As Angela Merkel held out an olive branch to Cameron by describing Britain as an important partner, the prime minister has started agitating against the Franco-German push for a new treaty.
The prime minister has made it clear that he was prepared to foment opposition to the intergovernmental treaty, proposed by Sarkozy and Merkel at last week’s EU summit.
He told Conservative MPs at a meeting of the 1922 committee about conversations with Fredrik Reinfeldt, Enda Kenny and Petr Necas, his Swedish, Irish and Czech counterparts.
They have all indicated deep unease about the proposed Franco-German treaty. Cameron has also spoken to Reinfeldt and Necas, whose countries are outside the euro.
The French satirical newspaper Le Canard enchaîné quoted Sarkozy as saying: “The whole world recognised that my proposal was the only possible course. The accord will perhaps not put an end to the crisis, but it is a tool for facing up to it. The dynamism of the Franco-German axis enabled us to rally 26 countries.”

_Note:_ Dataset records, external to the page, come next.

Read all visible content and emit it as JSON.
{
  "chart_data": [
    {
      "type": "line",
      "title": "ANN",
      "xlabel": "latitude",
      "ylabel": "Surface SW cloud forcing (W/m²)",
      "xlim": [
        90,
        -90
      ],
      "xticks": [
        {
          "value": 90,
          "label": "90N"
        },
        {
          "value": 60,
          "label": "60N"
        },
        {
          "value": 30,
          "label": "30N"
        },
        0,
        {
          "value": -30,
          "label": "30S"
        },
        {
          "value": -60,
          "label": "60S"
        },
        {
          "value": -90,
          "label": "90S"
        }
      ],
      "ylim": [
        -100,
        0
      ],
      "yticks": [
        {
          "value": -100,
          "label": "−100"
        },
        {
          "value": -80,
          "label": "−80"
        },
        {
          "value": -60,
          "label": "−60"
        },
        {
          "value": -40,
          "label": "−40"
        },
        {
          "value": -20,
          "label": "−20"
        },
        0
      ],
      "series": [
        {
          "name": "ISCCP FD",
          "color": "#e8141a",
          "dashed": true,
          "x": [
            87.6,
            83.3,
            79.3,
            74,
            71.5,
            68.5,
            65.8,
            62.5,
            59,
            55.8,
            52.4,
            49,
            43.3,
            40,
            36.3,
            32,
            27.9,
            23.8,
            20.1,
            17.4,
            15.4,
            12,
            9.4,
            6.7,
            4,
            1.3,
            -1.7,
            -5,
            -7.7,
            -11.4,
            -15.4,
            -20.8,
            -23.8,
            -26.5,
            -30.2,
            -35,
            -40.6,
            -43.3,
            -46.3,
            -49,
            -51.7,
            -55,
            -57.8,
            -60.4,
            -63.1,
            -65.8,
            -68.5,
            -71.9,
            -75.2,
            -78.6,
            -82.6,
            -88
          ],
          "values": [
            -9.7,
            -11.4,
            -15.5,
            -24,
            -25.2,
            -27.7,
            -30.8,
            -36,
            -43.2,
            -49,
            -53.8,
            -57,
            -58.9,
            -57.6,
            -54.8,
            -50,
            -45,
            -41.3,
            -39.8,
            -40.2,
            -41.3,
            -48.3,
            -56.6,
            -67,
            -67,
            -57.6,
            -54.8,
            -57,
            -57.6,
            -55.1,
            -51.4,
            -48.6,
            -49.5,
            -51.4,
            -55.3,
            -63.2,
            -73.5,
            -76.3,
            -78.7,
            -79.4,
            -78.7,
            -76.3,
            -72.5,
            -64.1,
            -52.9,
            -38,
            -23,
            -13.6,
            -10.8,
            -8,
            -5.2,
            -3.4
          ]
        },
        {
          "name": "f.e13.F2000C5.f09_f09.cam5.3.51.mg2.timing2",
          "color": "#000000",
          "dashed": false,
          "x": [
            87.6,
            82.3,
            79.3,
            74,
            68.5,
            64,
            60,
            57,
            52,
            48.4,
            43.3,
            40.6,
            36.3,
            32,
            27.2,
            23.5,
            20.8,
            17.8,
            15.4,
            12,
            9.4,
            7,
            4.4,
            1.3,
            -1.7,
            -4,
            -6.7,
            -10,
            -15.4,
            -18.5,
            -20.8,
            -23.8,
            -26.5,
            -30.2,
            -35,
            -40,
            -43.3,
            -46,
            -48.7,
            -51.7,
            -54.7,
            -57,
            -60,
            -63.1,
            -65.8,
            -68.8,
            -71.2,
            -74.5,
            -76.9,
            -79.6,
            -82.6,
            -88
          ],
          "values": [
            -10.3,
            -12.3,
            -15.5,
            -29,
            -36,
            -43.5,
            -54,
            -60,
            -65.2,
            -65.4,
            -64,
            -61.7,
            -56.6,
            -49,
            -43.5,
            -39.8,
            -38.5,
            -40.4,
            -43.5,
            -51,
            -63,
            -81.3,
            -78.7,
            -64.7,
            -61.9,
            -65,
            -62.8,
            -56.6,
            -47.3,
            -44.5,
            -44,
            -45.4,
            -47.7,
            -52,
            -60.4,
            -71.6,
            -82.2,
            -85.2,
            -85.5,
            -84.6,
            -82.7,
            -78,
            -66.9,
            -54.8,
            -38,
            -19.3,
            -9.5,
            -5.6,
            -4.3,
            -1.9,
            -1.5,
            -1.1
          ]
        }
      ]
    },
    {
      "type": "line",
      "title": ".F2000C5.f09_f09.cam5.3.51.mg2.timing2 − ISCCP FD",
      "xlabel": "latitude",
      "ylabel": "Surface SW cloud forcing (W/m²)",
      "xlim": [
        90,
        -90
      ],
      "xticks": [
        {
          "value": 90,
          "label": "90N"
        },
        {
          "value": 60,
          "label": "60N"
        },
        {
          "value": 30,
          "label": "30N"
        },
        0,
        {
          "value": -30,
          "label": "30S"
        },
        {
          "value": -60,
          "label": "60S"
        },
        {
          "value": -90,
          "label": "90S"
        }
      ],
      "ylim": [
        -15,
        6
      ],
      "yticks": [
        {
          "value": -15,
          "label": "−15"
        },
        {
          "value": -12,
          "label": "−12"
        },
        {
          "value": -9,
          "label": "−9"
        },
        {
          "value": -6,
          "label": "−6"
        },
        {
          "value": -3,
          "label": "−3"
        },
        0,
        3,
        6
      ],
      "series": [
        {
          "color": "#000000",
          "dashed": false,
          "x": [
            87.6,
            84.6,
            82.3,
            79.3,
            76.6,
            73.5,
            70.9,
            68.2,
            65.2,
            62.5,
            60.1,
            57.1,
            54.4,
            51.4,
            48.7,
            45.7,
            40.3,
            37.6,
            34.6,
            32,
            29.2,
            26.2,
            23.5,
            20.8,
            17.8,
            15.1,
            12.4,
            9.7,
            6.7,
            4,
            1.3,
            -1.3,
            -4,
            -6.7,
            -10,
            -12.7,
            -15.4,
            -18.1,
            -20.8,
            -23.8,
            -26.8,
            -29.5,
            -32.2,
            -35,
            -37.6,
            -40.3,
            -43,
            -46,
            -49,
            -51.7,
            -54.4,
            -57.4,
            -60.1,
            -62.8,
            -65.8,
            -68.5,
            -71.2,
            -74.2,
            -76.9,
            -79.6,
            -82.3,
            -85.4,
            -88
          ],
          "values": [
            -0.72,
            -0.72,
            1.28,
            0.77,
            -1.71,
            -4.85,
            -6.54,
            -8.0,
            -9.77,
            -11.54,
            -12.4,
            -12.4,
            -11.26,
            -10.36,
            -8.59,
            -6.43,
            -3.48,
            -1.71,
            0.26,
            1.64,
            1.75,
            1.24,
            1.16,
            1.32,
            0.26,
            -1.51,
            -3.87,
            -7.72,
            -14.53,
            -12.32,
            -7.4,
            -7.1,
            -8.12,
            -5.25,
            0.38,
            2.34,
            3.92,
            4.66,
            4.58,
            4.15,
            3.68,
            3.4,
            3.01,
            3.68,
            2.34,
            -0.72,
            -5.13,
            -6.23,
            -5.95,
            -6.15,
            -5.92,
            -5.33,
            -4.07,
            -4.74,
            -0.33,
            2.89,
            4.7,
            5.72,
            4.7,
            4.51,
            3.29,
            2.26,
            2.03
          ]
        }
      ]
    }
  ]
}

When asked whether the EU summit had met the prime minister’s demand for ‘concrete action’, the spokesman said: “There has to be a decision taken to increase IMF resources. We have not taken that decision.”
About the IMF’s call for more resources for the eurozone, the spokesman said: “I have seen the information on their website. It seems to be a sort of cut and paste from the eurozone statement at the end of last week. But there hasn’t been a discussion. There would have to be a process by which any increase in IMF resources was agreed.”
But regardless of the British standoff, the summit’s decision to push ahead with new punitive rules for the euro by March have already been set back.